Spark 3.0 released

2020-06-20 / Spark / 2 minutes

A new major version of Spark has been released on Thursday. Version 3.0 of the popular big data processing and ML engine improves speed and functionality, primarily for Spark SQL and the Python API. Below, I shortly present some highlights for SQL, DataFrames and the MLlib.

DataFrame/SQL

  • The documentation has been extended to include a comprehensive SQL reference. It provides an overview of available aggregate, window, map, JSON, array and date functions.
  • New build-in functions are available. count_if, any (or some or bool_or) and every (or bool_and) are aggregate functions over Boolean values. map_filter and map_zip_with provide functionality known from Scala maps. typeof returns the data type of a column. Instead of using date functions year, month, hour etc to extract date information, you can now use date_part and extract.

MLlib

  • Three new algorithms are available. Gaussian Naive Bayes, Complement Naive Bayes and Factorization Machines for classification, as well as Factorization Machines for regression problems.

  • A RobustScaler transformation is available that uses median and interquartile range to center and scale a variable. It is more robust to outliers than StandardScaler which uses mean and standard deviation.

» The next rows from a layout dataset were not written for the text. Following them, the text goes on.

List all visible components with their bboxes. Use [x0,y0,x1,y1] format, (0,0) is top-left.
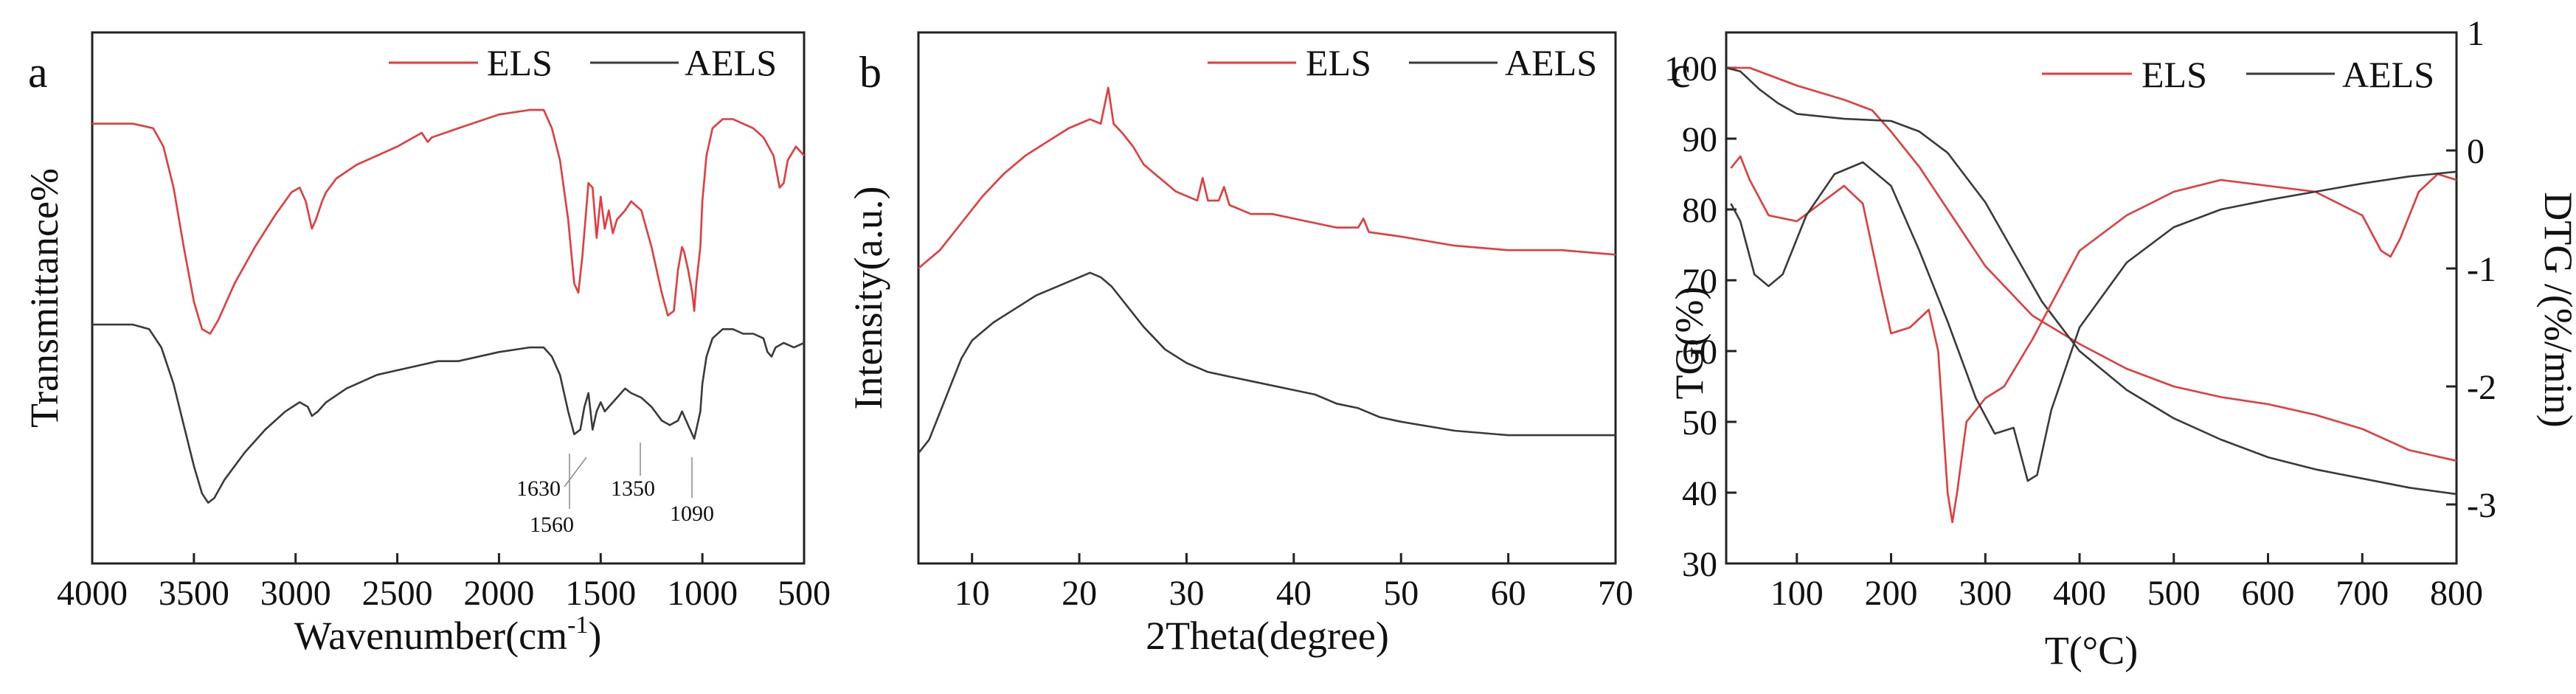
y-tick-label-right: -1 [2467,250,2496,289]
x-tick-label: 3500 [159,574,229,613]
plot-frame-a [91,31,806,565]
y-tick-label-right: 0 [2467,132,2485,171]
x-axis-label-b: 2Theta(degree) [1146,614,1389,658]
y-axis-label-a: Transmittance% [22,168,66,428]
series-line-c-els-tg [1726,66,2457,462]
y-tick-label-left: 90 [1682,120,1717,159]
x-tick-label: 2000 [463,574,534,613]
series-line-c-els-dtg [1730,155,2457,524]
x-tick-label: 40 [1276,574,1312,613]
x-tick-label: 2500 [362,574,433,613]
y-axis-label-b: Intensity(a.u.) [846,187,890,410]
plot-frame-b [917,31,1617,565]
legend-label-aels-a: AELS [685,42,777,83]
x-tick-label: 20 [1062,574,1097,613]
x-tick-label: 60 [1491,574,1526,613]
y-tick-label-left: 60 [1682,333,1717,372]
y-tick-label-left: 70 [1682,262,1717,301]
x-axis-label-a: Wavenumber(cm-1) [294,611,602,658]
axis-ticks-c: 100 200 300 400 500 600 700 8003040506070809010… [1664,14,2496,613]
legend-label-els-a: ELS [487,42,553,83]
x-tick-label: 200 [1865,574,1918,613]
legend-label-aels-b: AELS [1505,42,1597,83]
series-line-b-els [918,86,1616,269]
y-tick-label-right: -3 [2467,486,2496,525]
x-axis-label-c: T(°C) [2045,628,2139,673]
x-tick-label: 1500 [565,574,636,613]
legend-c: ELS AELS [2042,54,2434,95]
peak-annotations-a: 1630 1560 1350 1090 [516,443,714,537]
panel-b-xrd: b 10 20 30 40 50 60 70 ELS AELS 2Theta(degree)… [846,31,1633,658]
x-ticks-a: 4000 3500 3000 2500 2000 1500 1000 500 [57,553,831,613]
y-axis-right-label-c: DTG /(%/min) [2536,192,2576,427]
y-tick-label-left: 80 [1682,191,1717,230]
peak-label-1350: 1350 [611,476,655,501]
x-tick-label: 500 [2147,574,2201,613]
y-tick-label-right: -2 [2467,368,2496,407]
y-axis-label-c: TG(%) [1667,287,1711,400]
y-tick-label-left: 30 [1682,545,1717,584]
x-tick-label: 50 [1383,574,1419,613]
x-tick-label: 600 [2242,574,2295,613]
panel-label-c: c [1671,48,1691,97]
legend-b: ELS AELS [1208,42,1597,83]
panel-label-a: a [28,48,48,97]
y-tick-label-left: 50 [1682,403,1717,443]
x-tick-label: 30 [1168,574,1204,613]
peak-label-1560: 1560 [530,513,574,537]
x-tick-label: 700 [2336,574,2389,613]
x-tick-label: 100 [1770,574,1824,613]
legend-a: ELS AELS [389,42,777,83]
series-group-c [1725,66,2457,524]
series-line-b-aels [917,271,1616,454]
x-tick-label: 300 [1959,574,2012,613]
series-group-b [917,86,1616,454]
x-tick-label: 800 [2430,574,2483,613]
y-tick-label-left: 100 [1664,49,1717,89]
peak-label-1090: 1090 [670,502,714,526]
y-tick-label-left: 40 [1682,474,1717,513]
x-tick-label: 500 [778,574,831,613]
panel-c-tg-dtg: c 100 200 300 400 500 600 700 800 30 40 50 60 70 80 90… [1664,14,2576,673]
series-line-a-els [92,108,805,335]
x-tick-label: 400 [2053,574,2106,613]
panel-a-ftir: a 4000 3500 3000 2500 2000 1500 1000 500 1630 1… [22,31,831,658]
legend-label-els-c: ELS [2142,54,2207,95]
series-line-c-aels-tg [1725,66,2457,496]
x-tick-label: 3000 [260,574,331,613]
series-group-a [92,108,805,504]
x-ticks-b: 10 20 30 40 50 60 70 [955,553,1633,613]
x-tick-label: 10 [955,574,990,613]
legend-label-els-b: ELS [1306,42,1371,83]
peak-label-1630: 1630 [516,476,561,501]
y-tick-label-right: 1 [2467,14,2485,53]
series-line-c-aels-dtg [1730,161,2457,482]
x-tick-label: 70 [1598,574,1633,613]
plot-frame-c [1725,31,2458,565]
x-tick-label: 1000 [667,574,738,613]
x-tick-label: 4000 [57,574,128,613]
legend-label-aels-c: AELS [2342,54,2434,95]
annotation-leader-1630 [564,457,587,487]
series-line-a-aels [92,323,805,504]
panel-label-b: b [859,48,882,97]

  • Transformers Binarizer and StringIndexer can now handle multiple input columns at once. This makes it easier to apply this common transformation to a large set of variables. Use parameter inputCols rather than inputCol (and thresholds rather than threshold) to submit multiple columns for transformation.

  • For classification problems where a sample can be mapped to multiple labels instead of just one, the MultilabelClassificationEvaluator can be used to measure model performance.

  • For ranking problems where a sample is mapped to an ordered set of classes (e.g. top 5 recommended movies for a customer), the RankingEvaluator is now available to simplify model evaluation.